The rate of melting of the West Antarctica ice sheet is expected to rise significantly this century, regardless of fossil fuel cuts. While the future looks full of challenges, reducing dependence on fossil fuels remains vital for adaptation and mitigation.
The West Antarctic Ice Sheet will continue to melt at an increased rate over the rest of the century, no matter how much we reduce the use of fossil fuels, according to British Antarctic Survey (BAS) research published this week in the journal. The nature of climate change. A significant acceleration in ice melt is now unlikely to be avoided, which implies that Antarctica’s contribution to sea level rise could increase rapidly over the coming decades.
Scientists ran simulations on the UK’s national supercomputer to investigate ocean-driven melting of the West Antarctic Ice Sheet: how much melting is unavoidable and must be adapted to, and how much melting can still be controlled by the international community by limiting emissions Greenhouse gases.
Taking into account climate fluctuations such as El Niño, they found little difference between medium-term emissions scenarios and the more ambitious targets in the 2015 Paris Agreement. Even under the best-case scenario of a 1.5°C global temperature rise, ice melt would triple Faster than it was during the 1920s.y a century.
The broader context and its implications
The West Antarctica Ice Sheet is losing ice and is the largest contributor to sea level rise in Antarctica. Previous models found that this loss could be caused by warming of the Southern Ocean, especially the Amundsen Sea region. Combined, the West Antarctica ice sheet contains enough ice to raise global average sea level by up to five metres.
Millions of people around the world live near the coast, and these communities will be greatly affected by sea level rise. A better understanding of future changes would allow policymakers to plan for the future and adapt more easily.
Expert insights and scenario analysis
“We appear to have lost control of the melting of the West Antarctic ice sheet,” says lead author Dr Caitlin Naughton, a researcher at the British Antarctic Survey. If we wanted to preserve it in its historic condition, we would have needed to take action on climate change decades earlier. The bright side is that by being aware of this situation in advance, the world will have more time to adapt to the upcoming rise in sea level. If you need to abandon or significantly redesign a coastal area, having a 50-year lead time will make a big difference.

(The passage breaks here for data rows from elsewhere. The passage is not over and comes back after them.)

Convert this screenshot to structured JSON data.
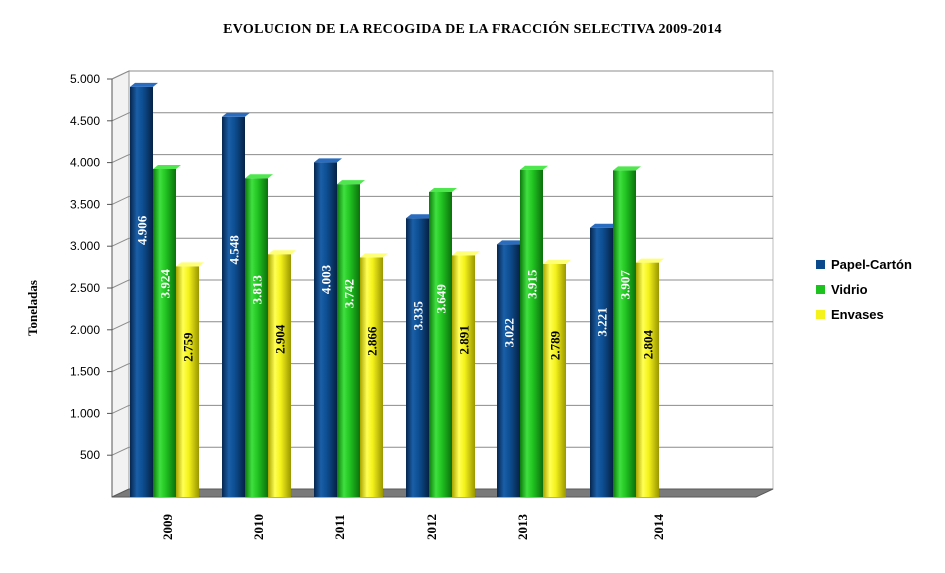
{
  "chart_data": {
    "type": "bar",
    "title": "EVOLUCION DE LA RECOGIDA DE LA FRACCIÓN SELECTIVA 2009-2014",
    "xlabel": "",
    "ylabel": "Toneladas",
    "ylim": [
      0,
      5000
    ],
    "yticks": [
      500,
      1000,
      1500,
      2000,
      2500,
      3000,
      3500,
      4000,
      4500,
      5000
    ],
    "ytick_labels": [
      "500",
      "1.000",
      "1.500",
      "2.000",
      "2.500",
      "3.000",
      "3.500",
      "4.000",
      "4.500",
      "5.000"
    ],
    "categories": [
      "2009",
      "2010",
      "2011",
      "2012",
      "2013",
      "2014"
    ],
    "grid": true,
    "legend_position": "right",
    "series": [
      {
        "name": "Papel-Cartón",
        "color": "#0a4a8c",
        "values": [
          4906,
          4548,
          4003,
          3335,
          3022,
          3221
        ],
        "labels": [
          "4.906",
          "4.548",
          "4.003",
          "3.335",
          "3.022",
          "3.221"
        ]
      },
      {
        "name": "Vidrio",
        "color": "#1ec21e",
        "values": [
          3924,
          3813,
          3742,
          3649,
          3915,
          3907
        ],
        "labels": [
          "3.924",
          "3.813",
          "3.742",
          "3.649",
          "3.915",
          "3.907"
        ]
      },
      {
        "name": "Envases",
        "color": "#f4f21a",
        "values": [
          2759,
          2904,
          2866,
          2891,
          2789,
          2804
        ],
        "labels": [
          "2.759",
          "2.904",
          "2.866",
          "2.891",
          "2.789",
          "2.804"
        ]
      }
    ]
  }
}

The team simulated four future scenarios for the 21street century, in addition to one historical scenario for the twentieth centuryy a century. Future scenarios either stabilize global temperature rise at the targets set by the Paris Agreement, which are 1.5 degrees Celsius and 2 degrees Celsius, or follow standard scenarios for medium and high carbon emissions.

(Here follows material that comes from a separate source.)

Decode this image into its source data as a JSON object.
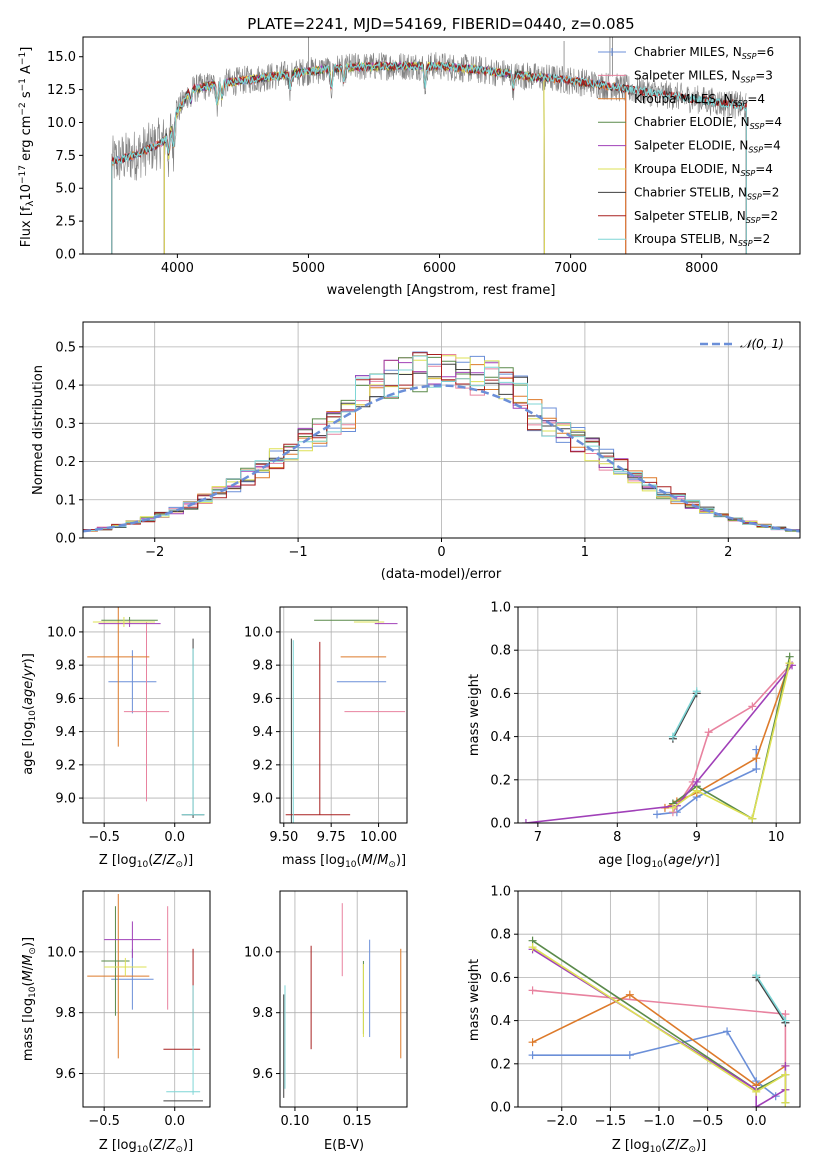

All scenarios lead to a significant and widespread warming of the Amundsen Sea in the future and increased melting of its ice shelves. The three lower-scale scenarios followed almost identical trajectories over the 21 daysstreet a century. Even under the best-case scenario, the warming of the Amundsen Sea accelerated by about a factor of three, followed by the melting of floating ice shelves that stabilized the inland glaciers, although they began to flatten by the end of the century.
The worst-case scenario had the ice shelf melting more than the other scenarios, but only after 2045. The authors note that this high-fossil fuel scenario, where emissions increase rapidly, is considered unlikely to happen.
Conclusion and call to action
This study presents realistic future projections for ice shelf melting in the Amundsen Sea, but does not undermine the importance of mitigation in reducing the effects of climate change.
“We should not stop working to reduce our dependence on fossil fuels,” warns Naughton. “What we do now will help slow the rate of sea level rise in the long term. The slower the changes in sea level, the easier it will be for Governments and society adapt to it, even if it cannot be stopped.
Reference: “Unavoidable Future Increase in Melting of the West Antarctic Ice Shelf During the 21st Century” by Caitlin A. Naughton, and Paul R. Holland, Jean de Redt, October 23, 2023, The nature of climate change.